Sur son visage jeune et innocent se dressa immédiatement un sourire qui me rendit heureuse. Il frotta énergiquement son groin rose contre mon cou, puis il me regarda plein d’admiration. Il avait accepté. Mais à présent, il me fallait lui trouvé un nom qui lui plaise. Alors, je me mis à réfléchir tout en le couvrant de douceur et de caresses. Puis, en repensant à son caractère, une petite idée me vint à l’esprit. Sa sobriété évidente m’inspira un petit surnom, qui à mes yeux lui convenait parfaitement. Alors, je le lui proposai ma petite idée.

-Dis, il te faut un petit nom ! Que dirais tu de « Sobrio ». Moi, je trouve que ça te va très bien, voir même parfaitement.

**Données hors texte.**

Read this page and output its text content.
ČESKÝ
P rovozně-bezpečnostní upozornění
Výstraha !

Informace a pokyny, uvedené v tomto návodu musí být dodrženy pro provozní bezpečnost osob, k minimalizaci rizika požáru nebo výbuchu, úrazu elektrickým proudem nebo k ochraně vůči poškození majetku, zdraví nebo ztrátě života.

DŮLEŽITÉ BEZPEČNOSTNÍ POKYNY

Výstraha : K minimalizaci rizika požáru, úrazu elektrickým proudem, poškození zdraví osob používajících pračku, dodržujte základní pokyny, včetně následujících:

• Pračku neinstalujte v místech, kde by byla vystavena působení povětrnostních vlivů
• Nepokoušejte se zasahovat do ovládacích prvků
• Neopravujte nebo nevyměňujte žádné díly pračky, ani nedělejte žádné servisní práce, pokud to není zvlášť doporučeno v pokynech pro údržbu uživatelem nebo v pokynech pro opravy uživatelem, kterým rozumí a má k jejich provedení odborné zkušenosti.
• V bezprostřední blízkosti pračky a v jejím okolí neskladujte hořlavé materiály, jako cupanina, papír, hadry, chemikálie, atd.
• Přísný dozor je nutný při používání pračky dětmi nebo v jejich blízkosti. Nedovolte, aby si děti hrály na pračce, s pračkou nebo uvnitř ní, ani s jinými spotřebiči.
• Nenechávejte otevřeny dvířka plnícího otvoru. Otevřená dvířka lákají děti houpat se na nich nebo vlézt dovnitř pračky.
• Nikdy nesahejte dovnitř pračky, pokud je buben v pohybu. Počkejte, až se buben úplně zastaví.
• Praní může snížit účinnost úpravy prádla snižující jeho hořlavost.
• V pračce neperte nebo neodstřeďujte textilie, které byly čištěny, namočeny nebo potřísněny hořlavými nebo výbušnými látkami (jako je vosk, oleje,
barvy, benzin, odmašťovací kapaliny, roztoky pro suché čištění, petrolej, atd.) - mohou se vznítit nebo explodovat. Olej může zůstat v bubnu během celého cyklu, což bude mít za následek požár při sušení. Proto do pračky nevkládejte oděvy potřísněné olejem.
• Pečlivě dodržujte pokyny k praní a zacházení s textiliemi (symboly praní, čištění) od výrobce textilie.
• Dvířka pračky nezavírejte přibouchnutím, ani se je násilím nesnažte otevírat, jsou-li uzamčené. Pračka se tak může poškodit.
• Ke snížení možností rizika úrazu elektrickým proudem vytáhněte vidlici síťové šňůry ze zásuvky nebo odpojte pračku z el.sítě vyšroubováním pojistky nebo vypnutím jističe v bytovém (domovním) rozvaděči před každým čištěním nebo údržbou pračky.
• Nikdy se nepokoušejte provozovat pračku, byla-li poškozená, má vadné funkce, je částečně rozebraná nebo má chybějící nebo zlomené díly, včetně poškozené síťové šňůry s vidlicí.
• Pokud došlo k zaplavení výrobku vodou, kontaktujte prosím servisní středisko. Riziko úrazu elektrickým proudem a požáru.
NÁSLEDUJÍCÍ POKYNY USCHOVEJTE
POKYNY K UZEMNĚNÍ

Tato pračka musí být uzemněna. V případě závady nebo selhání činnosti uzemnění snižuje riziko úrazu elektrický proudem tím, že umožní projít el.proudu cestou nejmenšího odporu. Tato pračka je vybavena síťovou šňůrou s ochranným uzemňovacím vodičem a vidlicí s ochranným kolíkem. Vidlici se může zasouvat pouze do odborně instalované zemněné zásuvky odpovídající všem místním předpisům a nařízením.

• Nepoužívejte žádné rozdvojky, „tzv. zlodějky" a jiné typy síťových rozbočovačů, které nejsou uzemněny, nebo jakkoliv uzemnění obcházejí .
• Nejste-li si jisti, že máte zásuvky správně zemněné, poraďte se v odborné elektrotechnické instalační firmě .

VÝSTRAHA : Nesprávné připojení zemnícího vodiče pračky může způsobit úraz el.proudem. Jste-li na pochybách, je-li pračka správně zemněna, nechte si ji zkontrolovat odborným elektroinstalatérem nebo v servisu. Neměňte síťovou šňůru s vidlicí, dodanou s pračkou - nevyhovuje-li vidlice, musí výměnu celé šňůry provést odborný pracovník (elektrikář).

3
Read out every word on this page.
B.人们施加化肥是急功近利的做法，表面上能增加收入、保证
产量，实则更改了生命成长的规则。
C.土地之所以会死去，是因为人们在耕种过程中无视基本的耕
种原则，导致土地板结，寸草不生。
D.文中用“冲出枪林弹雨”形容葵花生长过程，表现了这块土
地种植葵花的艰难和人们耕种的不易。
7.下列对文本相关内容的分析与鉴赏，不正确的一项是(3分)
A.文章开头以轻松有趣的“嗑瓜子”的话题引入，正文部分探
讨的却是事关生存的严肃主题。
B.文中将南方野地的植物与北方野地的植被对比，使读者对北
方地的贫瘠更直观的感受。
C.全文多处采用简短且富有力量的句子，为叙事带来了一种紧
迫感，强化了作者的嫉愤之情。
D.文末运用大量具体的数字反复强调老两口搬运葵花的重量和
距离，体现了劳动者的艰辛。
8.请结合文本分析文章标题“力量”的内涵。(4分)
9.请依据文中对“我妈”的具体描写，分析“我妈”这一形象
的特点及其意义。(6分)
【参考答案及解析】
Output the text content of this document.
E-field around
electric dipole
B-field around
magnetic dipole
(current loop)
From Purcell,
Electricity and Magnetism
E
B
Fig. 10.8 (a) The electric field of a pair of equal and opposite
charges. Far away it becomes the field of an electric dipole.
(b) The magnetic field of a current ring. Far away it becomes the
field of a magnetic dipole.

Il ouvrit grand ses yeux, cachés un tout petit peu derrière ses poils marrons et en voyant ses étincelles s’illuminer dans ses pupilles, je compris immédiatement que cela lui plaisait. Ainsi, un petit Marcacrin avait rejoint mon équipe ! J’étais fière, car je l’aimais déjà et j’étais absolument certaine qu’il s’entendrait très bien avec Protettivo, Sognatore, Coraggioso ainsi qu’Amore. Chacun avait son propre caractère, mais après tout, tout fonctionnait à merveilles, alors pourquoi pas avec Sobrio ? Je me préparai à rejoindre la sortie quand je sentis une douce sensation se frotter contre ma jambe. Je ne compris pas de quoi il s’agissait, mais en baissant les yeux, mon regard croisa le sien. Il était beau et élégant, robuste et gracieux mais également confiant. Il était superbe et son magnifique pelage roux brillait comme le feu meurtrier. Ses yeux de braise étaient remplis de détermination, il savait ce qu’il voulait. Il voulait que je reparte également avec lui. Je m’agenouillai alors, afin de lui faire face. Décidemment, ce Goupix était splendide et il le savait, il en jouait. Mais j’étais pourtant convaincue que derrière cette fierté se cachait un adorable compagnon qui voulait prouver de quoi il était capable. Du moins, ce n’était que ma première hypothèse. Je lui souris, lui tendit une Pokéball et avec simplicité je lui demandai ceci :

-Splendido, ça te convient comme nom ?

Et nous partîmes tous trois rejoindre nos quatre autres compagnons.